Throughout Charlotte Bronte’s Jane Eyre, the protagonist is constantly described using bird imagery, which invokes the concept of freedom. The story follows Jane’s journey and her various struggles to be free from first her aunt, then her school and later from Mr. Rochester. Jane’s wish to escape her Aunt’s house at the start of the novel brands her a ‘devilish’ child and a constant outsider. She is caught reading 'Bewick's History of British Birds' at the start of the novel, which leads to her punishment. Her character is strongly linked to bird imagery from this point onwards, particularly as she is frequently 'caged' in houses and families that treat her as an outsider. Jane wishes to escape, to fly away, much like a bird, and so becomes entangled in a web of bird metaphors.
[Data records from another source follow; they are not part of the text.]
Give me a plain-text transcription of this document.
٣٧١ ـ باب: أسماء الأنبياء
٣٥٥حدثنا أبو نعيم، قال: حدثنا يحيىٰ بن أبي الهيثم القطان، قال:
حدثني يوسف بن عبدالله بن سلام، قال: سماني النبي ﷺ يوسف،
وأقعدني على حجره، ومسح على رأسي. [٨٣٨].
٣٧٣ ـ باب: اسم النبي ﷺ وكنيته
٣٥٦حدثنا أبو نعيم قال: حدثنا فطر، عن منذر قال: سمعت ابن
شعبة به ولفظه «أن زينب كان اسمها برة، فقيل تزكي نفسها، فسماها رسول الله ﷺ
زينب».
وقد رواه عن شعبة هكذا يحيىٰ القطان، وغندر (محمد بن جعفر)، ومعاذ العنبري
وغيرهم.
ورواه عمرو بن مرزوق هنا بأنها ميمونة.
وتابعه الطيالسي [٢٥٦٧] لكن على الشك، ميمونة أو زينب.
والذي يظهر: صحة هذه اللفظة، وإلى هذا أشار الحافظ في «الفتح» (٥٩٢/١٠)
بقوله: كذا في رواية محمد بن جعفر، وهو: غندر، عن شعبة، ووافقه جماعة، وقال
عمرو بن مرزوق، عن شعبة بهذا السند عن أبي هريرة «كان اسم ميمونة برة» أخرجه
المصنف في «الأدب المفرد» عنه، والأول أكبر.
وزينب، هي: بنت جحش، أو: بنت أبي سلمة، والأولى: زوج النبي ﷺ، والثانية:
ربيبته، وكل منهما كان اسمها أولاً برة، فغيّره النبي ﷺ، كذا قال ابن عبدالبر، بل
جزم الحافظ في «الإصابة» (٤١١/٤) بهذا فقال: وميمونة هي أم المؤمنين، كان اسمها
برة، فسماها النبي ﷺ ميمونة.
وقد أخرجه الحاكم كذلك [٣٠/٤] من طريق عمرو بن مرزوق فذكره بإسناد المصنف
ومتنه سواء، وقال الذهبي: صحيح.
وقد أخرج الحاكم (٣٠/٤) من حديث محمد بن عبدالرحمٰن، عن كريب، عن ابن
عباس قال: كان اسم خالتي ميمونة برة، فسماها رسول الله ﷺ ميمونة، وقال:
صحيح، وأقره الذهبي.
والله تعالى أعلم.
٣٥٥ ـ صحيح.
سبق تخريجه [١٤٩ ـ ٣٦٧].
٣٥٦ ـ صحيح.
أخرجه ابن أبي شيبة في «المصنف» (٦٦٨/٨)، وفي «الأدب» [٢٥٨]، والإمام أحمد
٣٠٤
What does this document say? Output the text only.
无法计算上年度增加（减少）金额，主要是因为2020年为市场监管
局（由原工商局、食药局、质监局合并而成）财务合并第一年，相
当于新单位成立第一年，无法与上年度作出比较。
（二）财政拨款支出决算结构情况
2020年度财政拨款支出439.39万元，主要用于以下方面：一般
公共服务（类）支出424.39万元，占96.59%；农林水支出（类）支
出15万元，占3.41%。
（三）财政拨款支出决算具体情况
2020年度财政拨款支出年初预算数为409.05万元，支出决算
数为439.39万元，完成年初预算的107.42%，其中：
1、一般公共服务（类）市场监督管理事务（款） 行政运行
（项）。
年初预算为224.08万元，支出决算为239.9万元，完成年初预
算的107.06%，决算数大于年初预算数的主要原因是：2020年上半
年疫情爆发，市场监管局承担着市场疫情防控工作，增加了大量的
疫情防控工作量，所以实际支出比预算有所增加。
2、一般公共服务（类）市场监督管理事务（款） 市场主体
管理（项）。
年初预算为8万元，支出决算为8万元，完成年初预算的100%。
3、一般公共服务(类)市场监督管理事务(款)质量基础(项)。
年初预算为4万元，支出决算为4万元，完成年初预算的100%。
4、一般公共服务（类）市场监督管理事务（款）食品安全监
As the novel advances, the bird imagery becomes wrapped around the relationship between Jane and Mr Rochester. He instructs her not to 'struggle so like a wild, frantic bird, that is rending its own plumage in its desperation’. Jane later says, in what is undeniably the book's most famous line: ‘I am no bird; and no net ensnares me; I am a free human being, with an independent will; which I now exert to leave you’. At this point, the bird metaphor becomes more complex. Jane has been caged throughout the novel and in leaving Mr. Rochester's house she breaks free; she quite literally takes flight. In rejecting the image of a small caged bird, she is able to experience true freedom. Aspects of Jane's character parallel those of Bertha Mason, Mr. Rochester's true wife, who is physically caged and restrained in the attic. By leaving Mr. Rochester, Jane exercises a freedom that Bertha never could and shows him that she is not 'a wild, frantic bird' but a 'free human being'. Therefore, bird imagery provides the framework for Jane's journey to freedom.